CIIID Investigators work closely with the Center for Reimerging Infectious Disease (CERID).

Infectious Disease

Innate immunity is the body’s first line of defense against infectious disease. 

How well an individual’s innate immune system responds to infectious disease can greatly impact recovery from the disease.

Infectious diseases are disorders caused by microbes such as viruses, bacteria, fungi, or parasites.
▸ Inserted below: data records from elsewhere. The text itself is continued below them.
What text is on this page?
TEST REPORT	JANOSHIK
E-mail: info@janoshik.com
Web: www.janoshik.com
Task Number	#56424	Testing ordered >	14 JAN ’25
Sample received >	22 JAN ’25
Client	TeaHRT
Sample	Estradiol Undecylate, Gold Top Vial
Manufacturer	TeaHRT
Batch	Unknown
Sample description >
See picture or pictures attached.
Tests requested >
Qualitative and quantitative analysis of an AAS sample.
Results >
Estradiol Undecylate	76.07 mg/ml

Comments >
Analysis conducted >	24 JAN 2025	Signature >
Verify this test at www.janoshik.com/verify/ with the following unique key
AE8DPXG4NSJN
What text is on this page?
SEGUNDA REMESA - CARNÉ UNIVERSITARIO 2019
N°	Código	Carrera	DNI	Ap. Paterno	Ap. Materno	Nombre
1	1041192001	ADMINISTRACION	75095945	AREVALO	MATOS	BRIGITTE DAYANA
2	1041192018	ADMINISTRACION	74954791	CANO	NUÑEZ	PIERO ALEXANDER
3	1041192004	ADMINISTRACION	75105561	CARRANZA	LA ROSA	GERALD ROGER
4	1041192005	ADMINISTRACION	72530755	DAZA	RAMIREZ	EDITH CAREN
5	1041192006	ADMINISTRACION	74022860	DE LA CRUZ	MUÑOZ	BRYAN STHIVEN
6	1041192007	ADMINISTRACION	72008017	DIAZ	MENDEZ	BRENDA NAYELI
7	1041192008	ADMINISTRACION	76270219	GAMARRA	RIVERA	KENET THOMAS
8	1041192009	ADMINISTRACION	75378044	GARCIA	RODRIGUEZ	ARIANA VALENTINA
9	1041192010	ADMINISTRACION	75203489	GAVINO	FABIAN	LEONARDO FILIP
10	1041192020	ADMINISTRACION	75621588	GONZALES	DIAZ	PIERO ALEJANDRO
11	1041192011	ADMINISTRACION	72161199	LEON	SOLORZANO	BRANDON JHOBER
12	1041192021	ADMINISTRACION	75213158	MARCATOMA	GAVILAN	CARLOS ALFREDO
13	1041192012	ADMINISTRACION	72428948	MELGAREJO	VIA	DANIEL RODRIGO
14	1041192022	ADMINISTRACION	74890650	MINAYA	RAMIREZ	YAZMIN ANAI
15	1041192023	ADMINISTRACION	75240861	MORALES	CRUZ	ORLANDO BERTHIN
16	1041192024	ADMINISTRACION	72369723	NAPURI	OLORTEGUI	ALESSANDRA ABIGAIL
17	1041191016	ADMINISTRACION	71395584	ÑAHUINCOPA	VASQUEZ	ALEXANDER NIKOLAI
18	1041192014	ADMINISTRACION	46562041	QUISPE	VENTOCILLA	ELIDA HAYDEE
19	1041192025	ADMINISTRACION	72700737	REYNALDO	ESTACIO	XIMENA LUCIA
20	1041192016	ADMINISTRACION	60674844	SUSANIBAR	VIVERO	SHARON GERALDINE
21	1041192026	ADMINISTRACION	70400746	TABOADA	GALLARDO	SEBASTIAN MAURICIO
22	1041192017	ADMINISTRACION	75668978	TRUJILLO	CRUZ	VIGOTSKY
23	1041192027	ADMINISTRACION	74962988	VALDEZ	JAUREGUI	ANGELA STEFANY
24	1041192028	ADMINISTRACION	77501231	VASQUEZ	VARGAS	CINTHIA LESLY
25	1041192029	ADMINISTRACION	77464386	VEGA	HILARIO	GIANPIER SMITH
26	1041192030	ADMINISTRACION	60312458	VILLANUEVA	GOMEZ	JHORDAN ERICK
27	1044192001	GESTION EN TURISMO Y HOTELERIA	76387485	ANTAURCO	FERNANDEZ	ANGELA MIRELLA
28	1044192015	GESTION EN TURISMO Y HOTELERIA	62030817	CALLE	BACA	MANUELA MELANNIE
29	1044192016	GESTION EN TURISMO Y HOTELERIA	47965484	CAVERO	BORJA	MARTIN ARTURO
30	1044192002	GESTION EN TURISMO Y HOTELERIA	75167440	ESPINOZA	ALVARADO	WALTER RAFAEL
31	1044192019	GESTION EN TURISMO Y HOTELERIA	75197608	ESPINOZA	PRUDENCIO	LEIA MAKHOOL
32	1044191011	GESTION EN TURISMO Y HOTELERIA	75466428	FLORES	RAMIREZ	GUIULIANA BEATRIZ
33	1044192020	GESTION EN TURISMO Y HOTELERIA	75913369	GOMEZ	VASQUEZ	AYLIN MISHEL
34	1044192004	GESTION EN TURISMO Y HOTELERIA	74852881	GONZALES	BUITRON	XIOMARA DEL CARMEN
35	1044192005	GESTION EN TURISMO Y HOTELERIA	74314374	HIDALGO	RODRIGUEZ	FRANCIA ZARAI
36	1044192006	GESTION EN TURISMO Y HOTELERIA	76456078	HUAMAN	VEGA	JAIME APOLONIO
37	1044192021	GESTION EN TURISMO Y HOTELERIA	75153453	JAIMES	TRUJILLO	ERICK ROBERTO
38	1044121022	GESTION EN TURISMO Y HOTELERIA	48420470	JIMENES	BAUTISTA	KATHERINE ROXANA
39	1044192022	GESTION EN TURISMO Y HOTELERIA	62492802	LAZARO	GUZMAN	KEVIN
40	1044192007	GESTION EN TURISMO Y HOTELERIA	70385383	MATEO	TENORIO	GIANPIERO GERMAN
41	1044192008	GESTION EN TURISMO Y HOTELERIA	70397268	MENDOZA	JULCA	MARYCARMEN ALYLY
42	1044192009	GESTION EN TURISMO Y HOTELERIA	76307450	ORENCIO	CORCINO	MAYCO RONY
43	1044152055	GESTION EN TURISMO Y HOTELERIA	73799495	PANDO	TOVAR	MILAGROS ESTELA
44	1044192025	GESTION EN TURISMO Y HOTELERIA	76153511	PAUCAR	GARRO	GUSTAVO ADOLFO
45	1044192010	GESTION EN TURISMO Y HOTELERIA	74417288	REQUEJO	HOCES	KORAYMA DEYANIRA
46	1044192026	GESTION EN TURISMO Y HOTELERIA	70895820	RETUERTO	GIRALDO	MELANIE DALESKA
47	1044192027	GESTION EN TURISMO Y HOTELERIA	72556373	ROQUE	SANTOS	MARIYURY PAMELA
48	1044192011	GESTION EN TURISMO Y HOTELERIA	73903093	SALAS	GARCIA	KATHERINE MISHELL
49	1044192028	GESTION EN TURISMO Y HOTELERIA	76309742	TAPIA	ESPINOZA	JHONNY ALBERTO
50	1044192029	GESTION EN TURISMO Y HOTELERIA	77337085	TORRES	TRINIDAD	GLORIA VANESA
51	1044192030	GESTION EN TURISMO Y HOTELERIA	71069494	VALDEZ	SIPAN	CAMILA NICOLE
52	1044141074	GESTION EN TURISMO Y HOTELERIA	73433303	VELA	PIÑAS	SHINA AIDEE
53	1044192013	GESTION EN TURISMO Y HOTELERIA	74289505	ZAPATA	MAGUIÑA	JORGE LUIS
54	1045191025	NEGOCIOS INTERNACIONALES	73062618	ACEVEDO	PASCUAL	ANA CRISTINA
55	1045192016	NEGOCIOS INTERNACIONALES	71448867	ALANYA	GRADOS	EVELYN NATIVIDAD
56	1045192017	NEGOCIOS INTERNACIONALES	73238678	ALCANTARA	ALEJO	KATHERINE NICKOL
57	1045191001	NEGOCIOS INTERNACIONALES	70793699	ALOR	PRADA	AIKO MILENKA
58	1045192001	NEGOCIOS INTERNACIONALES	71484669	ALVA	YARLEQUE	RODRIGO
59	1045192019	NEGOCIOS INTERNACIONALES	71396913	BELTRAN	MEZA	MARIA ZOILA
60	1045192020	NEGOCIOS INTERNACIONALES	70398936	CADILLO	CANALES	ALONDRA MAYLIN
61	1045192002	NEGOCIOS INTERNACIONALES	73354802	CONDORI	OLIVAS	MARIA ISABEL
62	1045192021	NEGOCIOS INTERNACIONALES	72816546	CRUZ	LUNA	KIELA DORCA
Our bodies contain many microbes that are harmless, or in some cases, beneficial.  Infectious diseases are caused by pathogenic microbes that cause a person to become ill and can be transmitted from person-to-person, animals, insects, or from exposure to the microbes in the environment or in contaminated food and water.  Some infectious diseases cause only mild symptoms, like the rhinoviruses that cause colds, while others such as Malaria, tuberculosis, influenza A virus, and West Nile virus, can cause severe symptoms that can lead to hospitalization or death. 

A strong, functional innate immune response to infectious disease can induce the body to effectively combat the pathogenic microbes by attacking them early and preventing them to spread throughout the body as well as develop long-term adaptive immune responses that can effectively combat the microbes and prevent them from re-establishing themselves when someone is exposed to the microbes again.  Vaccines have been developed by the medical community to prevent infectious diseases such as the measles, whooping cough, and polio virus from causing illness.  Vaccines work to protect the body by triggering an innate immune response that teaches the immune system to recognize the microbes and fight them off quickly if they are exposed to the pathogenic microbes.

Researchers in the CIIID are working to understand how microbes activate and regulate, as well as evade the innate immune system.  By understanding how these processes work, CIIID investigators use this information to develop new approaches for therapeutics and vaccines that specifically target the innate immune processes in the body for disease resolution.